How more clichéd can it get? Tom Hanks in another bland Saint Hanks role. This man has played so many dull martyr hero roles in one saccharine-bloated kaleidoscope from Philadelphia to this that I just can’t be bothered anymore. Mr Hanks plays the same role in all his recent movies. And in a dullard like The Green Mile, oh boy, does his blandness stick out like a sore thumb. Mr Hanks doesn’t even speak his lines, he infuses every word with pained, self-conscious drawl – oh yeah – as if he knows that he can’t go wrong with any movie he’s in anymore.
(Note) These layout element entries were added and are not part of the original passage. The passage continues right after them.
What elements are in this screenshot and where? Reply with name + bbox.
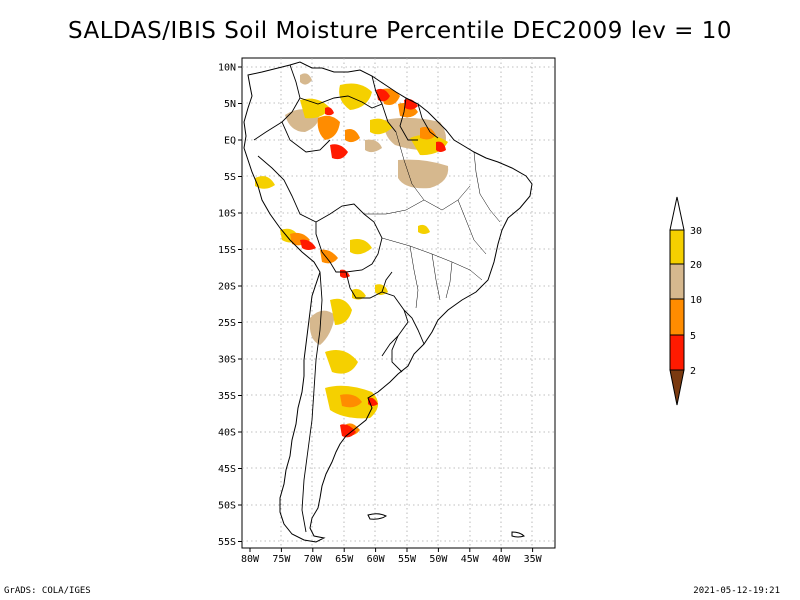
grads-credit: GrADS: COLA/IGES xyxy=(4,586,91,596)
lat-tick-label: 40S xyxy=(218,428,236,439)
lon-tick-label: 50W xyxy=(429,554,448,565)
colorbar-10-20 xyxy=(669,263,685,300)
lat-tick-label: 50S xyxy=(218,501,236,512)
lat-tick-label: 45S xyxy=(218,464,236,475)
lat-tick-label: 5N xyxy=(224,99,236,110)
timestamp: 2021-05-12-19:21 xyxy=(693,586,780,596)
lat-tick-label: 25S xyxy=(218,318,236,329)
colorbar-2-5 xyxy=(669,334,685,371)
map-title: SALDAS/IBIS Soil Moisture Percentile DEC… xyxy=(67,18,733,44)
colorbar-below-2 xyxy=(669,369,685,406)
legend-label: 30 xyxy=(690,226,702,237)
lat-tick-label: 20S xyxy=(218,282,236,293)
colorbar-5-10 xyxy=(669,298,685,336)
lat-tick-label: 10S xyxy=(218,209,236,220)
colorbar-above-30 xyxy=(669,196,685,231)
country-borders xyxy=(253,64,439,533)
lon-tick-label: 70W xyxy=(304,554,323,565)
lon-tick-label: 35W xyxy=(524,554,543,565)
lat-tick-label: 30S xyxy=(218,355,236,366)
colorbar-20-30 xyxy=(669,229,685,265)
lat-tick-label: 55S xyxy=(218,537,236,548)
legend-label: 20 xyxy=(690,260,702,271)
lon-tick-label: 65W xyxy=(335,554,354,565)
lat-tick-label: 5S xyxy=(224,172,236,183)
legend-label: 10 xyxy=(690,295,702,306)
lon-tick-label: 55W xyxy=(398,554,417,565)
legend-label: 2 xyxy=(690,366,696,377)
legend-label: 5 xyxy=(690,331,696,342)
lat-tick-label: 15S xyxy=(218,245,236,256)
lon-tick-label: 60W xyxy=(367,554,386,565)
state-borders xyxy=(364,131,501,309)
lat-tick-label: 10N xyxy=(218,63,236,74)
lon-tick-label: 75W xyxy=(272,554,291,565)
lon-tick-label: 40W xyxy=(492,554,511,565)
lat-tick-label: 35S xyxy=(218,391,236,402)
lon-tick-label: 45W xyxy=(461,554,480,565)
lon-tick-label: 80W xyxy=(241,554,260,565)
lat-tick-label: EQ xyxy=(224,136,236,147)
colorbar-legend: 30 20 10 5 2 xyxy=(669,196,702,406)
An inmate has a circus rat has a best buddy, to cater to the animal lovers. Percy is so one-dimensionally stupid and nasty that I am hard-pressed to take this movie seriously. Even worse is Coffey. He is every cringe-inducing black stereotype rolled in one. Even his initials, JC, reek of a smug attempt at calculated sentimentality. A black martyr, perfect, is afraid of the dark, can heal people, and is a saintly baby to boot. How comforting. Someone pass this movie an Oscar for Most Pathetic Begging for One.
The secondary players struggle to make this movie watchable. Oh yes, Paul’s three fellow colleagues keep things amusing and watchable for the first one hour, but they are soon pushed away for Paul and John’s Good Star-Crossed Buddydom.
And the ending… tsk tsk. I’ve seen sugar cakes with less glucose.
Someone ought to give this movie an Oscar, if only to stop it from prostituting itself further for critical acclaim.